Realistic size and proportions have always been the precondition of the traditional trompe l ́oeil illusion in addition to three-dimensionality and elaborate details.

This is where Isabella Cabral’s paintings distance themselves from convention.

The objects they portray – pieces of wood, wine bottle corks, spoons, cigarette butts – are monumental in size. We join Gulliver in his travels to learn a sophisticated lesson about the true meaning of size and proportion. Our experience of reality is connected to the dimensions in relation to our own size.

Even though Isabella Cabral’s paintings don’t reveal a microscopic world they do indeed offer the ingredients for a story much bigger than the objects they portray. The wine bottle cork plays a small but a very essential role in a bigger process that ultimately ends in the pleasurable sensation of enjoying the wine. Every viewer can create his or her own narrative around the wine bottle cork. This is made easier by the fact that the artist hasn’t aspired to shock but rather to portray the objects in a reflective manner.

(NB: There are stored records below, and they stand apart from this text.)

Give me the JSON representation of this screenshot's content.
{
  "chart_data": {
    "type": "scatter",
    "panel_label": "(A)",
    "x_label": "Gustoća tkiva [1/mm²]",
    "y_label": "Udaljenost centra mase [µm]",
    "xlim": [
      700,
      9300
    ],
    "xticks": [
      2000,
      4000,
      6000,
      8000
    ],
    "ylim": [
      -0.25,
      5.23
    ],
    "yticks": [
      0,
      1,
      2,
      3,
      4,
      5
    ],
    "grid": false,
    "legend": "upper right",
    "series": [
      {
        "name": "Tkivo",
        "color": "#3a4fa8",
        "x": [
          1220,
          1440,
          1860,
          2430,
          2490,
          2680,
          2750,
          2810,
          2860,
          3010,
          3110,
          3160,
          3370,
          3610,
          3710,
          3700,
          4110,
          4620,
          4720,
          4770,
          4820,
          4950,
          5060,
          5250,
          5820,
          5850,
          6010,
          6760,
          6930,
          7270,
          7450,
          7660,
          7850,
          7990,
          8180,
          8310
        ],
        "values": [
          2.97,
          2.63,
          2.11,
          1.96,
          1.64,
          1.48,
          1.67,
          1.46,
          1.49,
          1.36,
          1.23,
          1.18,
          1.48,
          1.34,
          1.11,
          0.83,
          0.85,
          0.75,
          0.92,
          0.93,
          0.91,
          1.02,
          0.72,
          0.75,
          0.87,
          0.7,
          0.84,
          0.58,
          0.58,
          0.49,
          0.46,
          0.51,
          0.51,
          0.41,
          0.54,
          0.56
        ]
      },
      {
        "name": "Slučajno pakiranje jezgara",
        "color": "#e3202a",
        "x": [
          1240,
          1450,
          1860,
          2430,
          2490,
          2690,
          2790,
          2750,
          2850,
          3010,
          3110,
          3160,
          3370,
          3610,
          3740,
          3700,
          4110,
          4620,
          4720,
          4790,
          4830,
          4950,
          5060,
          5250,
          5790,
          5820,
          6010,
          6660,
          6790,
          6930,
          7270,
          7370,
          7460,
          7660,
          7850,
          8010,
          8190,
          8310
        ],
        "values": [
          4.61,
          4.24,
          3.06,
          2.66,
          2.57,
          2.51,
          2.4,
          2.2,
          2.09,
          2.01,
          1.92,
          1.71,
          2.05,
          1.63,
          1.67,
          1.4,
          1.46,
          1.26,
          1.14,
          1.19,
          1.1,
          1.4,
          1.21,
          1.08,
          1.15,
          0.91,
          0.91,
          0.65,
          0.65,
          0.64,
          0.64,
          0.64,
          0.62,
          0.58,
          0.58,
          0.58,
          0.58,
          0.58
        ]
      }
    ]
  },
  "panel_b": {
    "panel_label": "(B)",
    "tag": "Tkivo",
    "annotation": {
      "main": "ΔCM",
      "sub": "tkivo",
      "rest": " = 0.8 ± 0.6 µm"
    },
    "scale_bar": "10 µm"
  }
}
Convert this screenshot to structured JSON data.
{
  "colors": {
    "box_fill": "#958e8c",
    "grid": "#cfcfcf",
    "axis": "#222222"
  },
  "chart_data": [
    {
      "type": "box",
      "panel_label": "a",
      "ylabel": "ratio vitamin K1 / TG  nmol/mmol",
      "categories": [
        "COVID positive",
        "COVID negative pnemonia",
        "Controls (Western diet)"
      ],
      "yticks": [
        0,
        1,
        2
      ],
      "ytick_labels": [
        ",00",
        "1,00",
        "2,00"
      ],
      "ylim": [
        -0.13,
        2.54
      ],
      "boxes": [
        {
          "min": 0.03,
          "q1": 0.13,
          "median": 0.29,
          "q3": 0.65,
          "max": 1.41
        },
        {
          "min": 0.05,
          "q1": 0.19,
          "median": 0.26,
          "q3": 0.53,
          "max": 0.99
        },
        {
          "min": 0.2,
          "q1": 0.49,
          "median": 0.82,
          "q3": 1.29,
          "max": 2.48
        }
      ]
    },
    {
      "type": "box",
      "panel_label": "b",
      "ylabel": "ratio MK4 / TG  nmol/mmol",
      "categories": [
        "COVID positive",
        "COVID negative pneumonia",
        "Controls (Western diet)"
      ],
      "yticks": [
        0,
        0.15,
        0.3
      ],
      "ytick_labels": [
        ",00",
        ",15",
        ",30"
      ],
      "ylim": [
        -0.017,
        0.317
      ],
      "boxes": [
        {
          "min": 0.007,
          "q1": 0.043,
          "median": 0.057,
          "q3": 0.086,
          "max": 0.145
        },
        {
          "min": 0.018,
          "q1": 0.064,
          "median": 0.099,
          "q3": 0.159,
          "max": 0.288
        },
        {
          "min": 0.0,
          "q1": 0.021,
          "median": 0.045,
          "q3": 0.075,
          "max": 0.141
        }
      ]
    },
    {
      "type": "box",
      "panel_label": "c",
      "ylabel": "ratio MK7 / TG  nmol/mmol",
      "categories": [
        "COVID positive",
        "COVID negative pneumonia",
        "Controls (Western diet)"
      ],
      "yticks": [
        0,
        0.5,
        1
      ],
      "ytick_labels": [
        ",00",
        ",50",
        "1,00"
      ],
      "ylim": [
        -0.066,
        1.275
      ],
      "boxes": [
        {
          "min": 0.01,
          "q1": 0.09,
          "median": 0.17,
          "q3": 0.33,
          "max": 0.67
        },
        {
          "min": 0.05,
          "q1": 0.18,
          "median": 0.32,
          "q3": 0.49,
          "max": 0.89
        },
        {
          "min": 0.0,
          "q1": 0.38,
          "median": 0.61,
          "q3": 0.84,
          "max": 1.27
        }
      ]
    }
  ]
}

In the extensive Fennica series the artist has named the pieces of wood with familiar names from the Finnish cultural heritage such as Väinämöinen, Aino, Urho, Tarmo, Sisu and Kontio.

The three slim parts of a birch trunk symbolizing the mythical maiden Aino (from national epic Kalevala) give a hint of the beginning of the tragedy: the bark torn away reveals the fragile green which is the prerequisite for growth and life in the trunk in the middle.

The three pieces representing Väinämöinen, the other central character of the epic tragedy, are somewhat bumpy and warty, appropriately for the character of an old wise man. However, the bark on them has a strong red glow – ignited by the fair maiden Aino!

The characterisations in the Fennica series offer the Finnish viewers an appropriately ironic parlour game. The three pieces of wood called Tarmo (a Finnish name that means vigour and energy) stand somewhat disproportionate after the woodchoppers axe. Well, at least we can see that some ”tarmo” has been used to get things done.

This is a good starting point to start examining the national characteristics of the Finnish people. On the other hand, the pieces of wood are a part of the landscape and their colours form atmospheres of the landscape.

The same can be said about the artist’s piece called Atlântico from the Rio Negro series.

The original blue surface paint from the boat has remained in the smashed pieces of the boat’s planking wood. Not only does it remind us of the colour of the boat, but also carries the memory of the waters it has plowed and of the skies under which it has sailed. The picture of life, so near. 

Markku Valkonen, Writer and Curator.